Neste contexto, considera que respostas como o eventual controlo das rendas deve ser “de curta duração”, circunscrito a limitação de crescimento de rendas, e complementado com um regime flexível de apoio aos arrendatários a implementar no médio prazo.
“Preocupa-nos em particular a adoção de controlo de rendas, dados os impactos de médio prazo descritos na literatura”, escrevem os autores do estudo, referindo que, “sendo o risco de efeitos negativos particularmente elevado, a ser equacionada a sua introdução, deve sê-lo no contexto de um pacote de medidas coeso e temporalmente previsível e confiável”.
“O controlo de rendas, a existir, deve ser temporário e sobre atualizações (inclusive intercontratos), que combinado com subsidiação deve providenciar um alívio efetivo da acessibilidade à habitação”, afirmam.
Restrições à aquisição podem não surtir efeito
Restrições do lado da procura, nomeadamente ao alojamento local e à compra de casas por estrangeiros podem também não surtir os efeitos desejados, consideram.
“Possíveis restrições à aquisição ou ao arrendamento por estrangeiros que o Estado português poderia implementar não afetam o universo maioritário deste segmento da procura, e teriam previsivelmente um impacto muito reduzido”, referem, considerando, contudo, que o regime fiscal de que estas pessoas beneficiam deve de ser repensado.
Neste contexto afirmam, porém, que “importa repensar o valor económico obtido pela fiscalidade mais favorável atribuída a cidadãos estrangeiros no regime de residente não habitual”.
Entre 2009 e 2020, beneficiaram do programa fiscal dirigido aos residentes não habituais, que atribui a estes cidadãos vantagens na forma como os seus rendimentos são tributados (permitindo-lhes pagar uma taxa de IRS de 20% sobre os rendimentos de trabalho ou de 10% no caso de pensões, durante 10 anos) 51.903 cidadãos, com a despesa fiscal associada a ascender a 1.210 milhões de euros em 2021.
Investimento de estrangeiros em imobiliário foi 13% do PIB em 2022
Dados do estudo indicam que o investimento em imobiliário de estrangeiros representava 13% do PIB em 2022, aumentando face aos 4% do PIB observados em 2008, com os chamados vistos ‘gold’ a representarem uma pequena parte destes valores.
Entre 2012 e 2022 foram atribuídos cerca de 10.600 daqueles vistos ‘dourados’. Já o visto atribuído aos chamados nómadas digitais “atraiu 26.525 cidadãos entre 2018 e abril de 2023”.
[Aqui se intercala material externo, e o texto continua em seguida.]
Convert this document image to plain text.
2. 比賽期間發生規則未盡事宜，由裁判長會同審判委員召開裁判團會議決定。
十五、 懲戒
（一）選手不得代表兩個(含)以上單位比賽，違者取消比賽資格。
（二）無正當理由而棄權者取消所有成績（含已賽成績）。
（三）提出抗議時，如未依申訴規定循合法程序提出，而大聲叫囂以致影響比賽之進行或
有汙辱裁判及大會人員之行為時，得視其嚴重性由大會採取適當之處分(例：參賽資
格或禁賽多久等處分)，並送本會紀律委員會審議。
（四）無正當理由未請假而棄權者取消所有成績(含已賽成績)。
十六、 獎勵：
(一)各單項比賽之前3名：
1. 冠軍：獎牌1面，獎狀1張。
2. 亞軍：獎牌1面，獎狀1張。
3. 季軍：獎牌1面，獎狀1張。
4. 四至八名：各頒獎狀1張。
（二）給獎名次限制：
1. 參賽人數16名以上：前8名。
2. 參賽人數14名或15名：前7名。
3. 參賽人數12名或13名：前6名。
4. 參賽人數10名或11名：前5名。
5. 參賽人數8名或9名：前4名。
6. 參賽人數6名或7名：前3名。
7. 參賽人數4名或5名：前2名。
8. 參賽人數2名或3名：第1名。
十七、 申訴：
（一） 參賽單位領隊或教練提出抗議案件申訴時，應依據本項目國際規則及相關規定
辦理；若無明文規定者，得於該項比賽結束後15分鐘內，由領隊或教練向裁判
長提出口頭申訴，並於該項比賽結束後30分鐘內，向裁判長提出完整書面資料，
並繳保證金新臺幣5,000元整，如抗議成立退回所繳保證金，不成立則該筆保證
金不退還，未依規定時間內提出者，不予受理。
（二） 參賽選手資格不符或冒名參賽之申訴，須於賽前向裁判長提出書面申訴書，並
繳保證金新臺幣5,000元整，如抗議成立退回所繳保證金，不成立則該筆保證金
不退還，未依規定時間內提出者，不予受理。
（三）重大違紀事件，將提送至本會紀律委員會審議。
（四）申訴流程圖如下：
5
Entre as estratégias para responder ao problema da acessibilidade à habitação o estudo aponta a expansão da oferta e o aumento da sua elasticidade, o planeamento da expansão das cidades garantindo sistemas de transportes sustentáveis e serviços públicos e apoios temporários às famílias em situações economicamente mais difíceis.